Mantelbrett Das Wort scheint der Stadardsprache entnommen zu sein, ist aber tatsächlich allenthalben nur in der mundartlichen Umgangssprache zu Hause. Das Mantelbrett war die einfachste Form einer Kleiderablage: Ein Brett mit angeschraubten Kleiderhaken, ein Garderobenleiste, deren Ausstattung sich dem Geldbeutel des Besitzers anpasste. Die Haken reichten vom einfachen gedrechselten Holzpflock über lackiertes Eisen und blankes Messing bis hin zum chrom- und silberglänzenden Prunkstück. Das Eifelhaus besaß in der Regel keinen Flur, das Huus (Eingangsbereich, Küche) war als Garderobenraum ungeeignet, lediglich an der Innenseite der Haustür hingen ein paar „Arbeitsklamotten“ am Nagel. Also hatte das Mantelbrett in der Stov (Stube, Wohnzimmer) seinen Platz, manchmal als Winkelbrett in einer der vier Stubenecken. Es war häufig als kleines Wandbord ausgelegt, mit ein oder zwei Regalfächern, unter denen die Hakenleiste angebracht war. Im und auf dem Regal ließen sich kleinere Alltagsgegenstände unterbringen, Vaters Tubakskoß (Tabakskistchen, Vorratsbehälter) etwa, ein paar Bündel Fiete (Fidibusse), die Hausbibel und die Jebettbööcher (Gebetbücher) für den Kirchgang.

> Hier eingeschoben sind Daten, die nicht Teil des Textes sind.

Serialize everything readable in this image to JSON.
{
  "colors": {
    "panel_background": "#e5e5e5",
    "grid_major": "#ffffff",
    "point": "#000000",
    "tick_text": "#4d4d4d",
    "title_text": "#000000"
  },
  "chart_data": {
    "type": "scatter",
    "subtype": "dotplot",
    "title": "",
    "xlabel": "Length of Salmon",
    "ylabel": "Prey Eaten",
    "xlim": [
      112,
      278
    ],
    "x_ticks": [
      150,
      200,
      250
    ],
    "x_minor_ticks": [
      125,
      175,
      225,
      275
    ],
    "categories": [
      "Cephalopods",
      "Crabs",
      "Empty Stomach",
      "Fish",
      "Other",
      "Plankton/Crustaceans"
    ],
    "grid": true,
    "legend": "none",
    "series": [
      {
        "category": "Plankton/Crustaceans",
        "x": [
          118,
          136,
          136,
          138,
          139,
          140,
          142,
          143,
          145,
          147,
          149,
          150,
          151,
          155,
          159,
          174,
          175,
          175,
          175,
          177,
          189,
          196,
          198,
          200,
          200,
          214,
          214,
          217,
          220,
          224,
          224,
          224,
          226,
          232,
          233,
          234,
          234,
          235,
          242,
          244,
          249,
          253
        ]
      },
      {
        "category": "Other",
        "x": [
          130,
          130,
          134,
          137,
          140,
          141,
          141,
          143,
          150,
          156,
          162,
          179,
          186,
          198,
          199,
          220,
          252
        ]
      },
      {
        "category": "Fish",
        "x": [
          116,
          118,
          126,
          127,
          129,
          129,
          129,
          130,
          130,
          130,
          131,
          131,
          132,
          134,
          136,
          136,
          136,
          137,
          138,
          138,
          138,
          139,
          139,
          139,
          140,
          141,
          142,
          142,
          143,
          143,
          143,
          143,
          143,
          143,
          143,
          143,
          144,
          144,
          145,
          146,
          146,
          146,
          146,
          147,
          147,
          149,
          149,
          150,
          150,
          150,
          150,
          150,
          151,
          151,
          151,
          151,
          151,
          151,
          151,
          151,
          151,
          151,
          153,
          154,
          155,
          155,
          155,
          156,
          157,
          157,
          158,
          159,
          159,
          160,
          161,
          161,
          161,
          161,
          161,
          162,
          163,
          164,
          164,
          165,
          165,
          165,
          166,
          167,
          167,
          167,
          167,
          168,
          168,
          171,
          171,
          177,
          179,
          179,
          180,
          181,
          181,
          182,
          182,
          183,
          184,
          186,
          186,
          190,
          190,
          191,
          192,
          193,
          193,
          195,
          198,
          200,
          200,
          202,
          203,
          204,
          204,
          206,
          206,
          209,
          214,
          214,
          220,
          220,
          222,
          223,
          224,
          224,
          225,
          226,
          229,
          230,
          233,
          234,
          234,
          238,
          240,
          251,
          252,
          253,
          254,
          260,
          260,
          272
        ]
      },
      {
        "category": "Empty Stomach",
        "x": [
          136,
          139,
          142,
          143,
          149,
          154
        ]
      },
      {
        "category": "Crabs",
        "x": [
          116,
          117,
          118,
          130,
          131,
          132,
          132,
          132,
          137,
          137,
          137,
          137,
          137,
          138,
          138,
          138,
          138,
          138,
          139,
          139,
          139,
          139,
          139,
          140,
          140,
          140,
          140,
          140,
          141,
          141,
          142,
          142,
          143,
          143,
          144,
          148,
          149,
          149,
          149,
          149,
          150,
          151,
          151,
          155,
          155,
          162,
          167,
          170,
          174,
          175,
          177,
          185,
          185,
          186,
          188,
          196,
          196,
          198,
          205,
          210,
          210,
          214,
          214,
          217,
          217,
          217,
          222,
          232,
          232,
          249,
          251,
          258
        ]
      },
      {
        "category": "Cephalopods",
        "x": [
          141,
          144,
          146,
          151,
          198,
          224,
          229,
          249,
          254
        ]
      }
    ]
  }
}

Maria Sief Am 02. Juli feiert die katholische Kirche das Fest „Mariä Heimsuchung,“ im Volksmund heißt dieser Tag seit eh und je „Maria Sief.“ Eine Wetterregel besagt, dass Regen auf Mariä Heimsuchung 40 Tage Dauerregen nach sich ziehe, der Eifeler sagt: Räänt et op Maria Sief, dann räänt et vierzich Daach stief. Der Ausdruck „Sief“ geht auf das Zeitwort siefe zurück, was „in Strömen regnen, Bindfäden regnen“ bedeutet. Maria Sief zählt zu den so genannten „Luster, - Lüster- oder Lostagen,“ die für langfristige Wetterprognosen von Bedeutung sind und auf die sich unter anderem auch der bekannte „Hundertjährige“ (Kalender) stützt. Es gibt eine Vielzahl von Lüsterdaach, einige davon sind Liëchtemoß (Lichtmeß, 02. Februar), Sebbeschlööfer (Siebenschläfer, 27. Juni), Mechelsdaach (Michaelstag, 29. September) und auch der erste Weihnachtstag. Das Fest Mariä Heimsuchung wurde im Jahr 1263 durch den Franziskanerorden eingeführt, es bezieht sich auf den Besuch Marias bei ihrer Base Elisabeth.
Märkkrooh (hartes o) Ein altes Wort für den Eichelhäher, der zur Familie der Rabenvögel zählt. Deren ungeliebte Vertreterin ist die Rabenkrähe, im Eifeler Dialekt die Krooh. Der Forstmann nennt den Eichelhäher wegen seines durchdringenden Schreckrufs gerne „Märk,“ die Eifeler Märkkrooh ist also eine „Märk-Krähe.“ In früheren Jahren, als noch jeder sich ein Kleinkalibergewehr kaufen und nach Herzenslust damit ballern durfte, ging es dem Eichelhäher schlecht. Die schwarz-weiß-blauen Deckfederchen seiner Oberflügel nämlich wurden als ein begehrter Schmuck hinters Hutband des Sportschützen gesteckt. Auch mein Vater hat mit seinem „Flobert“ manche Märkkrooh erlegt.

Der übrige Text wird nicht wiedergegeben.